The final challenge is to create a watercolour portrait of yourself.

I used my tracing to transfer the outline image onto my watercolour paper.










I added a few more pencil guidelines to identify my lightest areas.  I used the red/yellow/blue combination as in the first challenge, Yellow Ochre, Permanent Carmine (or Alizarin Crimson) and Manganese Blue (or Cerulean Blue) for my first layer.  On dry paper, I started on the face, painting around my highlights, using my three colours, allowing them to mix on the paper rather than the palette.  I work out from the face, onto the hair and into the background creating variegated wash, trying to avoid a flat look.  Once the layer has dried, I see I have a few cauliflowers which the purists will dislike!  I like the texture that they create.


I am now going to add French Ultramarine to my palette while painting my third layer.  I need to establish my blue T-shirt with a darker wash on the right using the French Ultramarine. 

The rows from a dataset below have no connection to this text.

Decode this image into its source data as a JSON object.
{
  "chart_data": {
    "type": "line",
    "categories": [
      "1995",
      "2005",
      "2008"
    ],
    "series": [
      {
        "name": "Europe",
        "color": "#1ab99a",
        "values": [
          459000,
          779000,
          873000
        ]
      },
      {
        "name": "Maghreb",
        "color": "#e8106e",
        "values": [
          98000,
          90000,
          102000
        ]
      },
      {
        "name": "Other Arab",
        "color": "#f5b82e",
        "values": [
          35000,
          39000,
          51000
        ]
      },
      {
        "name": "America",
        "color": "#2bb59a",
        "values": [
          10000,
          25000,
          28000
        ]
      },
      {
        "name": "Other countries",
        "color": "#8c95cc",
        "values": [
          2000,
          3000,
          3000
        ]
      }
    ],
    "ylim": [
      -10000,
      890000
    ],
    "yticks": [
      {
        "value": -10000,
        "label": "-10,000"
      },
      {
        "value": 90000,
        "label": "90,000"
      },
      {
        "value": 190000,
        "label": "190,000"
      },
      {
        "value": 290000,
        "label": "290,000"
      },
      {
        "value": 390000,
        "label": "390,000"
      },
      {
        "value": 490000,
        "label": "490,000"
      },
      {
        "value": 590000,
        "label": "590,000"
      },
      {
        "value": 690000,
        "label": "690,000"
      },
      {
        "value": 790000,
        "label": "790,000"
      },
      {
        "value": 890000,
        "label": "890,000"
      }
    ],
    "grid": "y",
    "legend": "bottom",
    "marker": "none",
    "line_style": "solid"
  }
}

I want to deepen the shadow area on the face and neck, using my red with a touch of French Ultramarine.  I use the same mix to add some small dark areas to the eyes, nose and mouth.

In this layer I want to establish my mid tones, leaving the first layer of paint to show through where I want my lighter tones to be placed.  I mix some red and yellow to create the mid tones on the face and a blue/yellow mix to the eyes.  I now want to establish the mid tones of the hair, I have found that mixing a bit of sap green into my Yellow Ochre creates a good blond colour!  I add a bit of the red to this mix to get a reddish brown for the shadow areas of the hair.  I allow this to dry.





The painting looked a bit insipid and needed a bit of contrast.  I decided to darken the background, especially on the left where the hair is light.  I wet the area on the left and dropped in some red and Fr. Ultr.  and then carried on with a lighter wash on the other side.  I darkened the dark areas in the hair and some of the dark areas on the face and neck.